Книга Дальше живут драконы - Александр Афанасьев
Шрифт:
Интервал:
Закладка:
Капитан — лейтенант достал зажигалку и зажег свечу. Одинокий огонек — колебался в руке, высвечивая лик Девы Марии с младенцем на руках.
Богородице, дево, радуйся! Благодатная Мария, Господь с тобою! Благословенна ты в женах и благословен плод чрева твоего, яко Спаса родила еси душ наших! Аминь. Царице моя преблагая, надеждо моя, Богородице, приятелище сирых и странных предстательнице, скорбящих радосте, обидимых покровительнице! Зриши мою беду, зриши мою скорбь, помози ми яко немощну, окорми меня яко странна. Обиду мою, веси, разреши ту, яко волиши: яко не имам иныя помощи разве тебе, ни иныя предстательницы, ни благия утешительницы, токмо тебе, о Богомати, яко да сохраниши мя и покрыеши во веки веков. Аминь.

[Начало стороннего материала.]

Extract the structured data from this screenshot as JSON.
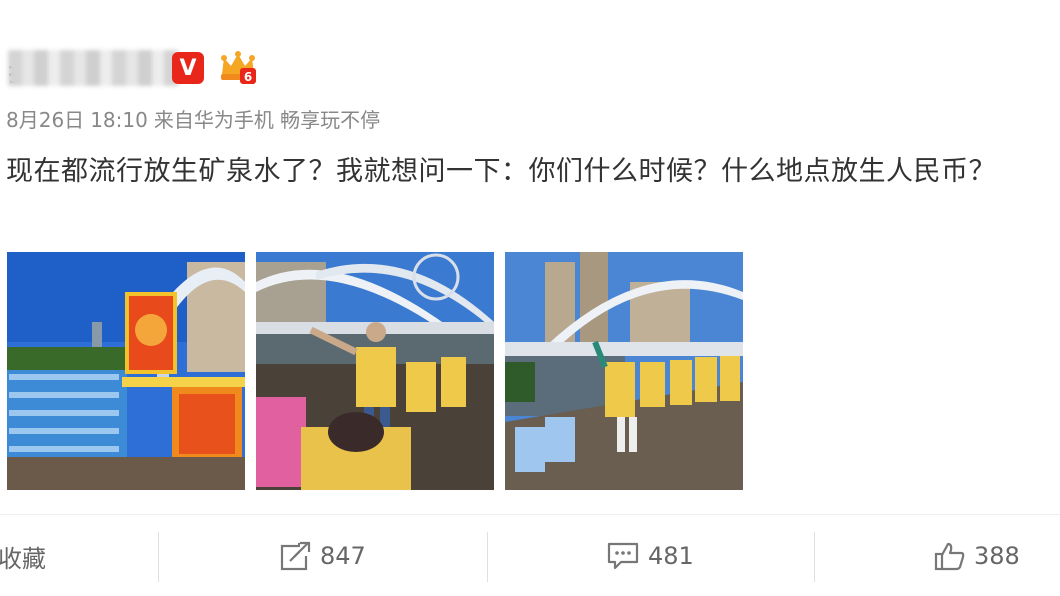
{
  "post": {
    "author_initial": "扌",
    "vip_badge": "V",
    "level_badge": "6",
    "meta": {
      "date": "8月26日",
      "time": "18:10",
      "source": "来自华为手机 畅享玩不停"
    },
    "text": "现在都流行放生矿泉水了？我就想问一下：你们什么时候？什么地点放生人民币？"
  },
  "photos": [
    {
      "name": "photo-altar-water-bottles"
    },
    {
      "name": "photo-woman-pointing-bridge"
    },
    {
      "name": "photo-group-riverbank"
    }
  ],
  "actions": {
    "collect_label": "收藏",
    "repost_count": "847",
    "comment_count": "481",
    "like_count": "388"
  },
  "colors": {
    "vip_badge": "#e8261a",
    "text": "#333333",
    "meta": "#888888"
  },
  "icons": [
    "repost-icon",
    "comment-icon",
    "like-icon",
    "crown-level-icon"
  ]
}
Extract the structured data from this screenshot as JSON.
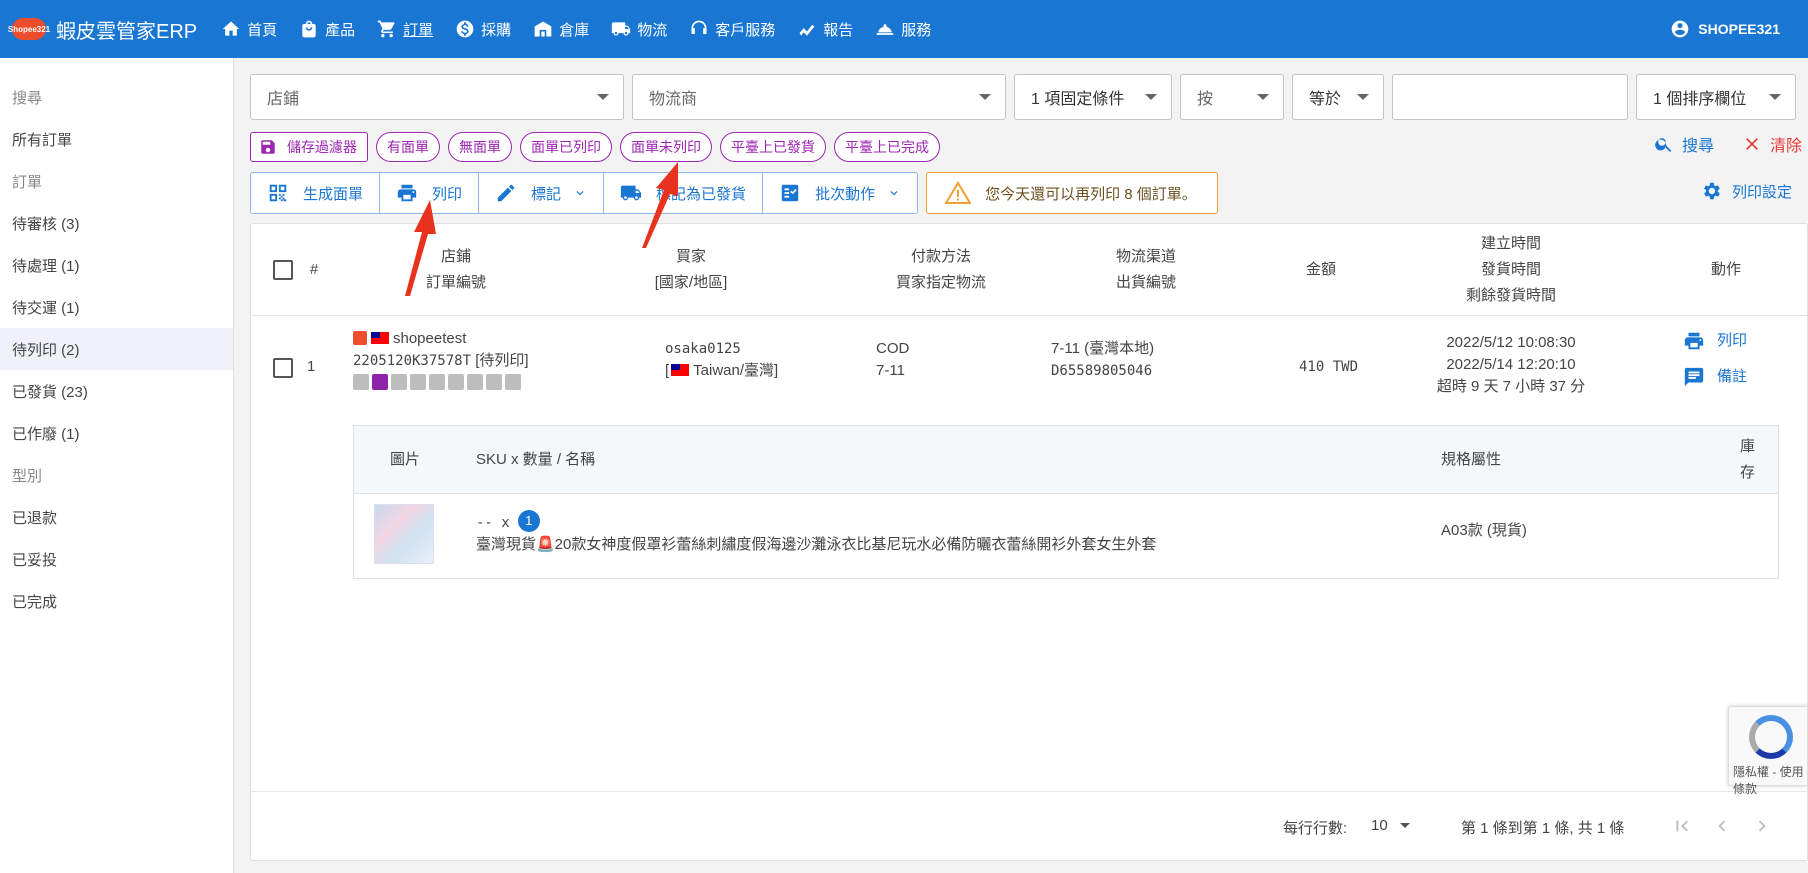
{
  "app": {
    "logo_text": "Shopee321",
    "title": "蝦皮雲管家ERP",
    "nav": [
      {
        "label": "首頁",
        "icon": "home-icon"
      },
      {
        "label": "產品",
        "icon": "shopping-bag-icon"
      },
      {
        "label": "訂單",
        "icon": "cart-icon"
      },
      {
        "label": "採購",
        "icon": "dollar-icon"
      },
      {
        "label": "倉庫",
        "icon": "warehouse-icon"
      },
      {
        "label": "物流",
        "icon": "truck-icon"
      },
      {
        "label": "客戶服務",
        "icon": "support-icon"
      },
      {
        "label": "報告",
        "icon": "chart-icon"
      },
      {
        "label": "服務",
        "icon": "service-icon"
      }
    ],
    "user": "SHOPEE321"
  },
  "sidebar": {
    "items": [
      {
        "label": "搜尋",
        "type": "section"
      },
      {
        "label": "所有訂單",
        "type": "item"
      },
      {
        "label": "訂單",
        "type": "section"
      },
      {
        "label": "待審核 (3)",
        "type": "item"
      },
      {
        "label": "待處理 (1)",
        "type": "item"
      },
      {
        "label": "待交運 (1)",
        "type": "item"
      },
      {
        "label": "待列印 (2)",
        "type": "item",
        "active": true
      },
      {
        "label": "已發貨 (23)",
        "type": "item"
      },
      {
        "label": "已作廢 (1)",
        "type": "item"
      },
      {
        "label": "型別",
        "type": "section"
      },
      {
        "label": "已退款",
        "type": "item"
      },
      {
        "label": "已妥投",
        "type": "item"
      },
      {
        "label": "已完成",
        "type": "item"
      }
    ]
  },
  "filters": {
    "shop": "店鋪",
    "carrier": "物流商",
    "fixed_condition": "1 項固定條件",
    "by": "按",
    "equals": "等於",
    "value": "",
    "sort": "1 個排序欄位"
  },
  "chips": {
    "save": "儲存過濾器",
    "items": [
      "有面單",
      "無面單",
      "面單已列印",
      "面單未列印",
      "平臺上已發貨",
      "平臺上已完成"
    ],
    "search": "搜尋",
    "clear": "清除"
  },
  "actions": {
    "generate": "生成面單",
    "print": "列印",
    "mark": "標記",
    "mark_shipped": "標記為已發貨",
    "batch": "批次動作",
    "warning": "您今天還可以再列印 8 個訂單。",
    "print_settings": "列印設定"
  },
  "table": {
    "headers": {
      "index": "#",
      "shop": "店鋪",
      "order_no": "訂單編號",
      "buyer": "買家",
      "region": "[國家/地區]",
      "payment": "付款方法",
      "buyer_logistics": "買家指定物流",
      "channel": "物流渠道",
      "shipment_no": "出貨編號",
      "amount": "金額",
      "created": "建立時間",
      "shipped": "發貨時間",
      "remaining": "剩餘發貨時間",
      "action": "動作"
    },
    "row": {
      "index": "1",
      "shop": "shopeetest",
      "order_no": "2205120K37578T",
      "order_status": "[待列印]",
      "buyer": "osaka0125",
      "region": "Taiwan/臺灣",
      "payment": "COD",
      "buyer_logistics": "7-11",
      "channel": "7-11 (臺灣本地)",
      "shipment_no": "D65589805046",
      "amount": "410 TWD",
      "created": "2022/5/12 10:08:30",
      "shipped": "2022/5/14 12:20:10",
      "remaining": "超時 9 天 7 小時 37 分",
      "action_print": "列印",
      "action_note": "備註"
    },
    "sub_headers": {
      "image": "圖片",
      "sku": "SKU x 數量 / 名稱",
      "spec": "規格屬性",
      "stock": "庫存"
    },
    "sub_row": {
      "sku": "-- x",
      "qty": "1",
      "name": "臺灣現貨🚨20款女神度假罩衫蕾絲刺繡度假海邊沙灘泳衣比基尼玩水必備防曬衣蕾絲開衫外套女生外套",
      "spec": "A03款 (現貨)"
    }
  },
  "pager": {
    "rows_label": "每行行數:",
    "rows_value": "10",
    "range": "第 1 條到第 1 條, 共 1 條"
  },
  "recaptcha": {
    "text": "隱私權 - 使用條款"
  }
}
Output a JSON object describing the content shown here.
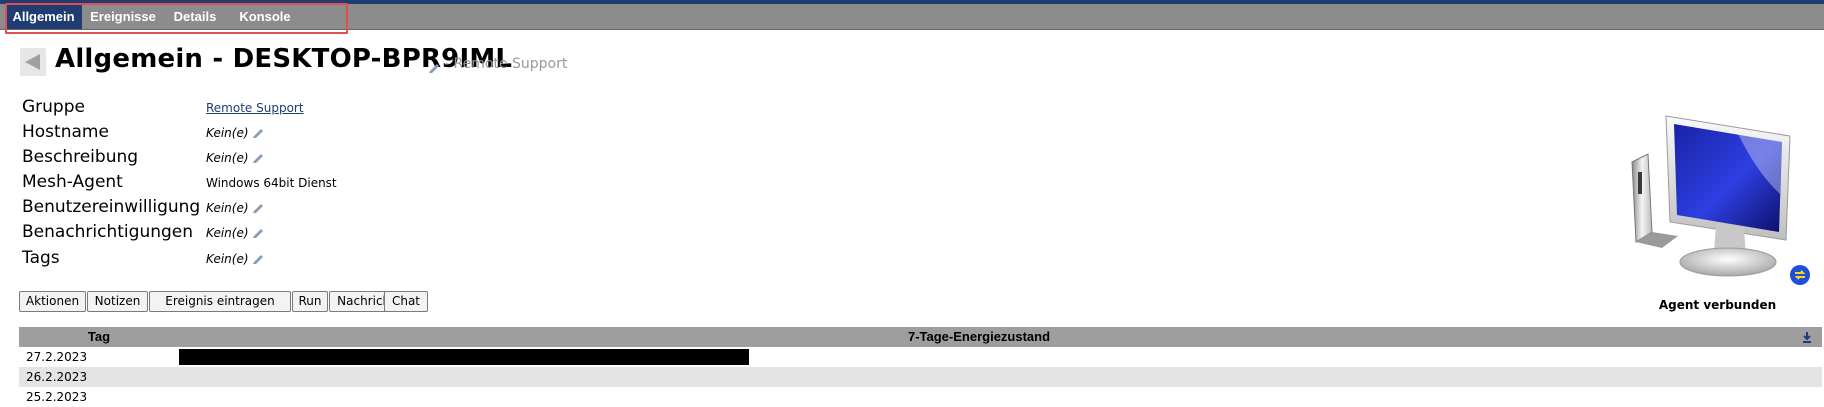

Пресвятая Богородица, дай нам сил достойно вынести все испытания, посланные нам Божьей Волей, и заступись за нас грешных перед Сыном Своим. Каждый из нас несет свой крест, и крест этот тяжел, но Господь не дает креста не по силам. Помолись за нас, заступись за тех, кого мы пытаемся защитить, и пошли нам немного любви. Ибо ненависти здесь — и так хватает с избытком…
Мы знаем, что мы от Бога, и что весь мир лежит во зле…
В углу — притаилась исповедальня, узкая кабинка, вход в которую был завешен черным полотном. Знак — показывал, что там священник.
Капитан сел на узенькую и низкую скамейку, задвинул занавеску. Сидящий напротив святой отец — отодвинул задвижку и теперь между ними была лишь искусно вырезанная деревянная решетка…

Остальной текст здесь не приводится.